I’ve done a little more reading. I found that Sprague was not the first time the Supreme Court ruled on procedural questions related to an amendment proposal. That appears to have been Hawke v Smith in 1920. There was also Dillon v Gloss in 1921, Sprague in 1931, and Coleman v. Miller in 1939.
All of these decisions were addressing procedural issues in amendment proposals. So you may be thinking what’s my point?
Suppose the SDMB had existed back in 1914. And I had posted a question asking if the Supreme Court had the authority to rule on procedural issues related to an amendment proposal. People might have responded quite factually that the Supreme Court had never issued such a decision. And they might have concluded from that, that the Supreme Court never would rule on a procedural issue related to an amendment proposal.
But the Supreme Court has now done this at least four time since 1914.

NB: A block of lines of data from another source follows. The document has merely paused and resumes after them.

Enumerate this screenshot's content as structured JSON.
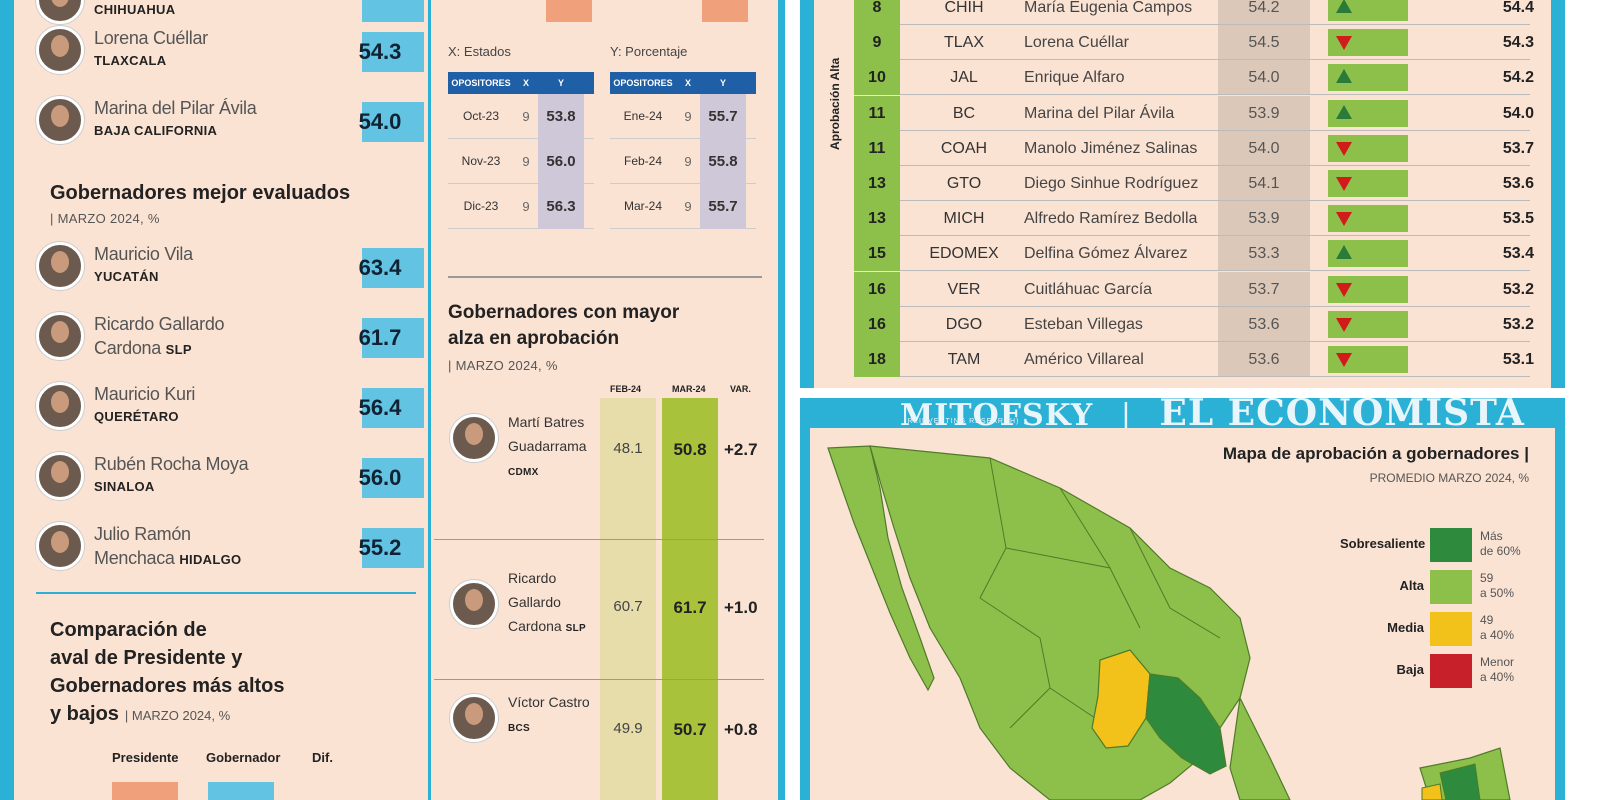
{
  "panel_left": {
    "top_state": "CHIHUAHUA",
    "top_list": [
      {
        "name_lines": [
          "Lorena Cuéllar"
        ],
        "state": "TLAXCALA",
        "score": "54.3"
      },
      {
        "name_lines": [
          "Marina del Pilar Ávila"
        ],
        "state": "BAJA CALIFORNIA",
        "score": "54.0"
      }
    ],
    "best_title": "Gobernadores mejor evaluados",
    "best_subtitle": "| MARZO 2024, %",
    "best_list": [
      {
        "name_lines": [
          "Mauricio Vila"
        ],
        "state": "YUCATÁN",
        "score": "63.4"
      },
      {
        "name_lines": [
          "Ricardo Gallardo",
          "Cardona"
        ],
        "state": "SLP",
        "score": "61.7"
      },
      {
        "name_lines": [
          "Mauricio Kuri"
        ],
        "state": "QUERÉTARO",
        "score": "56.4"
      },
      {
        "name_lines": [
          "Rubén Rocha Moya"
        ],
        "state": "SINALOA",
        "score": "56.0"
      },
      {
        "name_lines": [
          "Julio Ramón",
          "Menchaca"
        ],
        "state": "HIDALGO",
        "score": "55.2"
      }
    ],
    "compare_title_lines": [
      "Comparación de",
      "aval de Presidente y",
      "Gobernadores más altos",
      "y bajos"
    ],
    "compare_subtitle": "MARZO 2024, %",
    "compare_cols": [
      "Presidente",
      "Gobernador",
      "Dif."
    ]
  },
  "panel_middle": {
    "x_label": "X: Estados",
    "y_label": "Y: Porcentaje",
    "table_heads": [
      "OPOSITORES",
      "X",
      "Y"
    ],
    "table_left": [
      {
        "date": "Oct-23",
        "x": "9",
        "y": "53.8"
      },
      {
        "date": "Nov-23",
        "x": "9",
        "y": "56.0"
      },
      {
        "date": "Dic-23",
        "x": "9",
        "y": "56.3"
      }
    ],
    "table_right": [
      {
        "date": "Ene-24",
        "x": "9",
        "y": "55.7"
      },
      {
        "date": "Feb-24",
        "x": "9",
        "y": "55.8"
      },
      {
        "date": "Mar-24",
        "x": "9",
        "y": "55.7"
      }
    ],
    "rise_title_lines": [
      "Gobernadores con mayor",
      "alza en aprobación"
    ],
    "rise_subtitle": "| MARZO 2024, %",
    "rise_cols": [
      "FEB-24",
      "MAR-24",
      "VAR."
    ],
    "rise_rows": [
      {
        "name_lines": [
          "Martí Batres",
          "Guadarrama"
        ],
        "state": "CDMX",
        "feb": "48.1",
        "mar": "50.8",
        "var": "+2.7"
      },
      {
        "name_lines": [
          "Ricardo",
          "Gallardo",
          "Cardona"
        ],
        "state": "SLP",
        "feb": "60.7",
        "mar": "61.7",
        "var": "+1.0"
      },
      {
        "name_lines": [
          "Víctor Castro"
        ],
        "state": "BCS",
        "feb": "49.9",
        "mar": "50.7",
        "var": "+0.8"
      }
    ]
  },
  "panel_ranking": {
    "side_label": "Aprobación Alta",
    "rows": [
      {
        "rank": "8",
        "state": "CHIH",
        "name": "María Eugenia Campos",
        "prev": "54.2",
        "trend": "up",
        "now": "54.4"
      },
      {
        "rank": "9",
        "state": "TLAX",
        "name": "Lorena Cuéllar",
        "prev": "54.5",
        "trend": "down",
        "now": "54.3"
      },
      {
        "rank": "10",
        "state": "JAL",
        "name": "Enrique Alfaro",
        "prev": "54.0",
        "trend": "up",
        "now": "54.2"
      },
      {
        "rank": "11",
        "state": "BC",
        "name": "Marina del Pilar Ávila",
        "prev": "53.9",
        "trend": "up",
        "now": "54.0"
      },
      {
        "rank": "11",
        "state": "COAH",
        "name": "Manolo Jiménez Salinas",
        "prev": "54.0",
        "trend": "down",
        "now": "53.7"
      },
      {
        "rank": "13",
        "state": "GTO",
        "name": "Diego Sinhue Rodríguez",
        "prev": "54.1",
        "trend": "down",
        "now": "53.6"
      },
      {
        "rank": "13",
        "state": "MICH",
        "name": "Alfredo Ramírez Bedolla",
        "prev": "53.9",
        "trend": "down",
        "now": "53.5"
      },
      {
        "rank": "15",
        "state": "EDOMEX",
        "name": "Delfina Gómez Álvarez",
        "prev": "53.3",
        "trend": "up",
        "now": "53.4"
      },
      {
        "rank": "16",
        "state": "VER",
        "name": "Cuitláhuac García",
        "prev": "53.7",
        "trend": "down",
        "now": "53.2"
      },
      {
        "rank": "16",
        "state": "DGO",
        "name": "Esteban Villegas",
        "prev": "53.6",
        "trend": "down",
        "now": "53.2"
      },
      {
        "rank": "18",
        "state": "TAM",
        "name": "Américo Villareal",
        "prev": "53.6",
        "trend": "down",
        "now": "53.1"
      }
    ]
  },
  "panel_map": {
    "brand_left": "MITOFSKY",
    "brand_left_sub": "(REINVENTING RESEARCH)",
    "brand_right": "EL ECONOMISTA",
    "title": "Mapa de aprobación a gobernadores |",
    "subtitle": "PROMEDIO MARZO 2024, %",
    "legend": [
      {
        "label": "Sobresaliente",
        "text_lines": [
          "Más",
          "de 60%"
        ],
        "color": "#2e8b3e"
      },
      {
        "label": "Alta",
        "text_lines": [
          "59",
          "a 50%"
        ],
        "color": "#8dc04a"
      },
      {
        "label": "Media",
        "text_lines": [
          "49",
          "a 40%"
        ],
        "color": "#f2c21b"
      },
      {
        "label": "Baja",
        "text_lines": [
          "Menor",
          "a 40%"
        ],
        "color": "#c8202a"
      }
    ]
  }
}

It’s now 2024. I’m asking asking if the Supreme Court had the authority to rule on substantive issues related to an amendment proposal. People are responding factually that the Supreme Court had never issued such a decision. And they appear to be concluding from that, that the Supreme Court never will rule on a substantive issue related to an amendment proposal.
Okay, now can somebody explain to me what factors exist in 2024 that justify making this prediction of what the Supreme Court might do in the future that were not factors in 1914?